CUDs for BigQuery and Composer finally arrived — Am I going to save money?

Intro
Google recently announced Committed Use Discounts (CUDs) for BigQuery and Cloud Composer, offering potential savings for consistent usage. Google promises up to 20% savings for a 3-year commitment and 10% for a 1-year commitment. However, the actual savings depend on consistently meeting your hourly committed spend baseline.
While you can find most details in the official documentation (like here [1] and here [2]), I wanted to provide some additional context:
These CUDs are spend-based, meaning you commit to spending a specific amount of money per hour on eligible SKUs. They are purchased via your billing account and the discounts can be shared across projects within the same region. Importantly, CUDs are region-specific, so you need to purchase them individually for each region where you want the discount.
Google states, that CUDs apply across all BigQuery PAYG SKUs[3]. However, this only includes:
- BigQuery Editions consumption models (all Editions!)
- Composer 3 SKUs for compute (nice!!)
- BigQuery Data Governance (formerly known as Dataplex)
However, there are notable exclusions: BigQuery storage costs and on-demand analysis query pricing are not covered by these CUDs. This is a key limitation to keep in mind.
Regarding the inclusions, the addition of Composer CUDs is a welcome and long-awaited feature for many users. For BigQuery Data Governance, its inclusion is interesting, especially since Google only recently moved these SKUs under the BigQuery umbrella; time will tell how impactful these CUDs will be for those specific services.
To determine if these new BigQuery/Composer CUDs are right for you, consider these points:
- Are you using BigQuery Editions in combination with Cloud Composer (version 2 or 3) or BigQuery Data Governance? While BigQuery Slot commitment alone might be cheaper, if you have consistent usage across a combination of these eligible services, you will see additional savings from these new spend-based CUDs.
- Do you have stable workloads for these services? For example, is your Composer environment running 24/7, and do you have queries consistently running throughout the day?
- Do you already have other slot commitments for BigQuery reservations [4] in place? It appears these new spend-based CUDs for Editions/Composer/Governance cannot be stacked with existing slot reservation commitments.
Finding your stable workload baseline
Finding your stable workload baseline is not as easy as you might think, as you need to determine the hourly spend for all eligible SKUs.
First, you can head to “Committed use discounts analysis” under your Billing Account settings to see eligible usage, that can be covered by CUDs.

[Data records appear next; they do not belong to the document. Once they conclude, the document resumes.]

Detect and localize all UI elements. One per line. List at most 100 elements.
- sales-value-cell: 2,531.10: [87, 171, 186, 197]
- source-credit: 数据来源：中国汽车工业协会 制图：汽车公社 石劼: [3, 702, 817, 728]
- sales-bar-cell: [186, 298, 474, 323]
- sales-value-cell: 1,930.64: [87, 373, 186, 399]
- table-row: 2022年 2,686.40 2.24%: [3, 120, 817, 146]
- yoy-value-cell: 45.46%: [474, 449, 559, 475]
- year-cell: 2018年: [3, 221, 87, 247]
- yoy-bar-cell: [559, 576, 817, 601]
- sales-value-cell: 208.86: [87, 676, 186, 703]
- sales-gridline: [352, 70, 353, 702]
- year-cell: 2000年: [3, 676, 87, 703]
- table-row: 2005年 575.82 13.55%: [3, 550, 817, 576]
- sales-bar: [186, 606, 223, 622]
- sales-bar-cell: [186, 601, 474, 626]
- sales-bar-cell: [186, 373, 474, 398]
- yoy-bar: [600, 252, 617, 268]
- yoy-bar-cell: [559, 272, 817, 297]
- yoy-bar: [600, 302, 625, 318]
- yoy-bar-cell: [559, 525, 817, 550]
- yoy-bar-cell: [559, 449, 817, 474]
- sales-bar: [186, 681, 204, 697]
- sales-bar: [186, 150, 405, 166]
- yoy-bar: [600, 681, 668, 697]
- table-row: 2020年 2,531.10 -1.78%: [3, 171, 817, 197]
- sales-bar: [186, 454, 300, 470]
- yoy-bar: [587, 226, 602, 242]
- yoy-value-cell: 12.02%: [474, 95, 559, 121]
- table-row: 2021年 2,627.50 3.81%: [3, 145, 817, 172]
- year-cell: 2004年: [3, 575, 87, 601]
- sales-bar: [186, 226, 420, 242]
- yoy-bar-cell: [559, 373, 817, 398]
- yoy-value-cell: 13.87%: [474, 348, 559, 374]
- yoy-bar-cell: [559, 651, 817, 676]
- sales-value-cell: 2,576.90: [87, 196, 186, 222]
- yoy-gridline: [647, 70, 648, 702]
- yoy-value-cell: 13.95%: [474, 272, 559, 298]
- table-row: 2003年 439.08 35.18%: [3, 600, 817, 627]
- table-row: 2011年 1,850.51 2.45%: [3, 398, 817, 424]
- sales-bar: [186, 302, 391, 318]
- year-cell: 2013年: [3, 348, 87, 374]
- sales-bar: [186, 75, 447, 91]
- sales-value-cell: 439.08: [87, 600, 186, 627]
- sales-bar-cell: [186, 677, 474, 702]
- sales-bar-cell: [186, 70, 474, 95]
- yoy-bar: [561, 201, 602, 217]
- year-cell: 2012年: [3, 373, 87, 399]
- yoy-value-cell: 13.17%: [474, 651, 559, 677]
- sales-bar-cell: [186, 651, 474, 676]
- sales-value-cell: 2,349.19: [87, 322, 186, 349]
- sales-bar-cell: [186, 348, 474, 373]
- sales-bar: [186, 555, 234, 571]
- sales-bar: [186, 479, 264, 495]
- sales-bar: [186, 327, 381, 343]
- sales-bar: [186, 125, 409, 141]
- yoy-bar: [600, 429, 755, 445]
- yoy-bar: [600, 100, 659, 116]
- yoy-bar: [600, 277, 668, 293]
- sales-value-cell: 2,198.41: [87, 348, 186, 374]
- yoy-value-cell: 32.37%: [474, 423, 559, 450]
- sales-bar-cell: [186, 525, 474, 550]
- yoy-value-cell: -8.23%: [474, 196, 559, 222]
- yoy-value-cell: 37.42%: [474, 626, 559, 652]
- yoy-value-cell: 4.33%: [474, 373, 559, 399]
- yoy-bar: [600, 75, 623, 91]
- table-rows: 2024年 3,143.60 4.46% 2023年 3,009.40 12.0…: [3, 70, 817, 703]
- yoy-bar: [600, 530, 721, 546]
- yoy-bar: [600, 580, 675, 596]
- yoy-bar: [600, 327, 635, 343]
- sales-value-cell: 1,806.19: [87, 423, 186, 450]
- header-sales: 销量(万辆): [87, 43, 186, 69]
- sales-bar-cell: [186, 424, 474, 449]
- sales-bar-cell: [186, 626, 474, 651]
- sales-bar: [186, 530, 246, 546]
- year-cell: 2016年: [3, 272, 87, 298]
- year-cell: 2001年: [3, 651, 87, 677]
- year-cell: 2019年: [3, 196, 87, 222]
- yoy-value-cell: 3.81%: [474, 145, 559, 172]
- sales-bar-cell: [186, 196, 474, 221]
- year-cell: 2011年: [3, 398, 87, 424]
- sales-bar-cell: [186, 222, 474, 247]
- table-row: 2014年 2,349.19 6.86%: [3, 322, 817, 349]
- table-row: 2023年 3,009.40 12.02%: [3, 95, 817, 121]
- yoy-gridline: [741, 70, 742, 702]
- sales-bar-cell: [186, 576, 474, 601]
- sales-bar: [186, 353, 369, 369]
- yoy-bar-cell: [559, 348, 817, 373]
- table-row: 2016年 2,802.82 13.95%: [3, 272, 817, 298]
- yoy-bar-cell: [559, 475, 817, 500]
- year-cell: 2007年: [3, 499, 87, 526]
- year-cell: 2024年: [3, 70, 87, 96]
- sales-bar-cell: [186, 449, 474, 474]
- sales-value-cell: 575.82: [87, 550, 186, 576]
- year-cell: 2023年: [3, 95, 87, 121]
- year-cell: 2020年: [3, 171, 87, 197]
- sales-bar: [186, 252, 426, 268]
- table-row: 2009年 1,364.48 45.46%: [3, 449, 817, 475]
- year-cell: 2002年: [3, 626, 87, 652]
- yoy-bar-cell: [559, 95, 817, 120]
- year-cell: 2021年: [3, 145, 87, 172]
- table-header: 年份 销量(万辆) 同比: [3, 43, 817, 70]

Second, if you have a detailed BQ export set up, you can use this query.
WITH base as (
SELECT *
FROM `project.dataset.billing_export*`
WHERE 1=1
AND TIMESTAMP_TRUNC(export_time, DAY) = TIMESTAMP("2025-04-20")
AND sku_group_description like "%PAYG%"
AND service_description = "BigQuery Reservation API"
)
SELECT
usage_start_time,
sku_group_description,
sku_description,
location.region,
SUM(cost)
FROM base
GROUP BY ALL
If you are a DoiT customer, we added a report for you: Its called BigQuery CUD eligible analysis spend. Do not hesitate to log a support request with us in case you want to have a chat with one of our BigQuery SMEs.

DoiT DCI report: BigQuery CUD eligible analysis spend.
In general, you are getting a better deal with making a BigQuery Slot commitment. However, if you are running Cloud Composer 3 or BigQuery Data Governance services, BigQuery CUDs are a good deal.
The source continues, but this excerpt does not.